De hecho, he tenido que hacer un esfuerzo cuidadoso para presentaros la sinopsis crítica que acabáis de leer. “Cuando deje de llover”, obra que algunos creen llamada a convertirse en un clásico australiano, se recrea en las elipsis, hiende transversalmente las décadas, disfruta con la faz doble de los acontecimientos y pone de relieve sus continuidades con motivos recurrentes: un pez caído del cielo, la misma sopa en 1959 que en 2039, las mismas expresiones para referirse a la lluvia que no deja de caer. En el texto de Bovell, escrito en 2008, hay drama desnudo, thriller oscuro, intimidad, ramalazos de absurdo y momentos de luminosa poesía. La obra integra elementos de varias y dispares tradiciones y los pone al servicio de su propio avance, justamente como Gabriel York y Andrew Price, los dos personajes que cierran la travesía intergeneracional de este drama, los dos hombres que logran reducir el pasado a pasado, que logran soterrar las raíces para que no sigan siendo el bosque inevitable y frondoso en el que las personas están condenadas a perderse.

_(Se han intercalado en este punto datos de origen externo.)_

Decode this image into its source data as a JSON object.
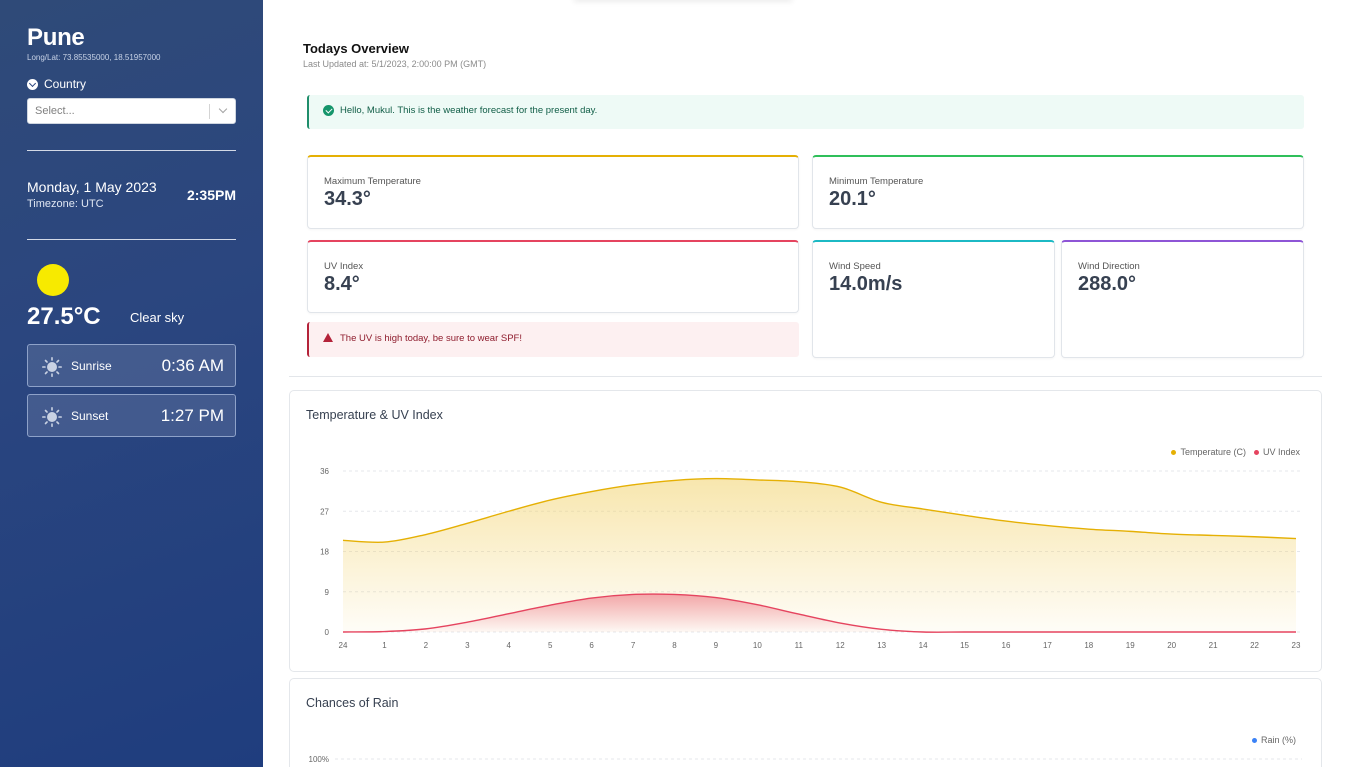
{
  "sidebar": {
    "city": "Pune",
    "coords": "Long/Lat: 73.85535000, 18.51957000",
    "country_label": "Country",
    "select_placeholder": "Select...",
    "date": "Monday, 1 May 2023",
    "timezone": "Timezone: UTC",
    "time": "2:35PM",
    "temperature": "27.5°C",
    "condition": "Clear sky",
    "sunrise_label": "Sunrise",
    "sunrise_time": "0:36 AM",
    "sunset_label": "Sunset",
    "sunset_time": "1:27 PM"
  },
  "overview": {
    "title": "Todays Overview",
    "updated": "Last Updated at: 5/1/2023, 2:00:00 PM (GMT)",
    "greeting": "Hello, Mukul. This is the weather forecast for the present day.",
    "uv_warning": "The UV is high today, be sure to wear SPF!"
  },
  "cards": {
    "max_temp_label": "Maximum Temperature",
    "max_temp_value": "34.3°",
    "min_temp_label": "Minimum Temperature",
    "min_temp_value": "20.1°",
    "uv_label": "UV Index",
    "uv_value": "8.4°",
    "wind_speed_label": "Wind Speed",
    "wind_speed_value": "14.0m/s",
    "wind_dir_label": "Wind Direction",
    "wind_dir_value": "288.0°"
  },
  "colors": {
    "max_temp": "#e5b004",
    "min_temp": "#2fbf5a",
    "uv": "#e5445f",
    "wind_speed": "#1cb9c4",
    "wind_dir": "#8e55d6",
    "rain": "#3b82f6"
  },
  "chart_temp_title": "Temperature & UV Index",
  "chart_rain_title": "Chances of Rain",
  "chart_data": [
    {
      "type": "area",
      "title": "Temperature & UV Index",
      "x": [
        "24",
        "1",
        "2",
        "3",
        "4",
        "5",
        "6",
        "7",
        "8",
        "9",
        "10",
        "11",
        "12",
        "13",
        "14",
        "15",
        "16",
        "17",
        "18",
        "19",
        "20",
        "21",
        "22",
        "23"
      ],
      "yticks": [
        "0",
        "9",
        "18",
        "27",
        "36"
      ],
      "ylim": [
        0,
        36
      ],
      "legend_position": "top-right",
      "grid": true,
      "series": [
        {
          "name": "Temperature (C)",
          "color": "#e5b004",
          "values": [
            20.5,
            20.1,
            21.8,
            24.3,
            27.0,
            29.5,
            31.4,
            32.9,
            33.9,
            34.3,
            34.0,
            33.6,
            32.4,
            29.0,
            27.5,
            26.1,
            24.8,
            23.8,
            23.0,
            22.5,
            21.9,
            21.6,
            21.3,
            20.9
          ]
        },
        {
          "name": "UV Index",
          "color": "#e5445f",
          "values": [
            0,
            0.1,
            0.7,
            2.2,
            4.1,
            6.0,
            7.6,
            8.4,
            8.4,
            7.7,
            6.1,
            4.0,
            2.0,
            0.6,
            0,
            0,
            0,
            0,
            0,
            0,
            0,
            0,
            0,
            0
          ]
        }
      ]
    },
    {
      "type": "line",
      "title": "Chances of Rain",
      "yticks_visible": [
        "100%"
      ],
      "legend_position": "top-right",
      "series": [
        {
          "name": "Rain (%)",
          "color": "#3b82f6"
        }
      ]
    }
  ]
}
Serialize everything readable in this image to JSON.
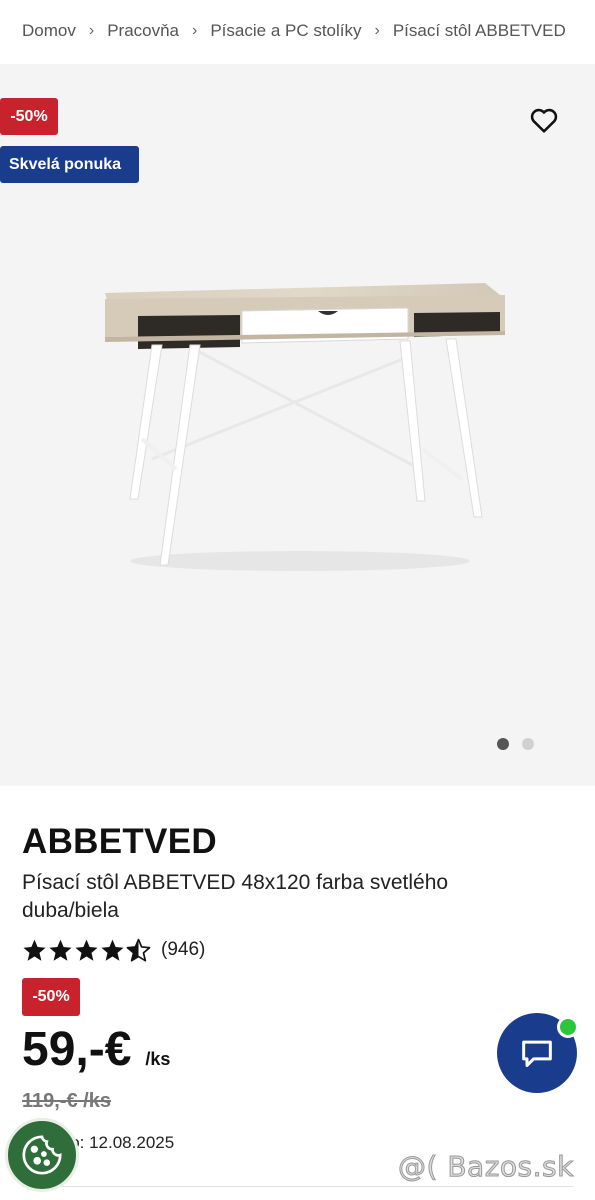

A Julián Fuentes Reta hay que reconocerle varias cosas como director. Primero, el atrevimiento de poner su talento al servicio de una obra tan arriesgada como llena de absolutos: la soledad, la incomunicación, las ataduras del pasado y, en el fondo, la libertad del individuo. Después, el acierto de una puesta en escena evocativa, hecha de luces cenitales y elementos móviles. También la capacidad para imprimirle conjunción y coherencia escénica a un texto que, aun siendo magnífico, tiene toda la pinta de tender a desbordarse por mil sitios a la vez. Al montaje, sin embargo, le hace daño la distancia entre el escenario exento en el que sucede la acción y los cuatro fondos de butacas desde los que el público la contempla. El espacio escénico excesivo diluye parte de la potencia emotiva de la propuesta, que sería inapelable en un escenario más recogido.
El trabajo del reparto interpretativo tampoco llega como debería llegar debido a esta distancia. Es una buena labor en líneas generales: Pilar Gómez compone bien la tensión de la Elizabeth joven, Pepe Ocio dibuja con corrección los recodos de Henry Law, Felipe García Vélez imprime bondad a todo lo que hace su Joe Ryan, un segundo plato sentimental y Borja Maestre no distrae ningún detalle de su breve Andrew Price. Hay, sin embargo, una gama entre lo solvente y lo sobresaliente. Más cerca de lo segundo está la aspereza intensa con que Ángela Villar mueve a su Gabrielle joven y más cerca de lo primero los parlamentos de Ángel Savín como Gabriel York, en los que eché en falta algo más de profundidad y el Gabriel Law de Jorge Muriel, algo rígido por momentos. En la cima, el trabajo magnífico de Consuelo Trujillo y Susi Sánchez. La primera, en la piel de la Elizabeth Law madura y la segunda como Gabrielle adulta levantan dos interpretaciones ricas y matizadas, tensas y fascinantes. Cada línea que dicen es un acierto de dramatismo y medida. Como el montaje.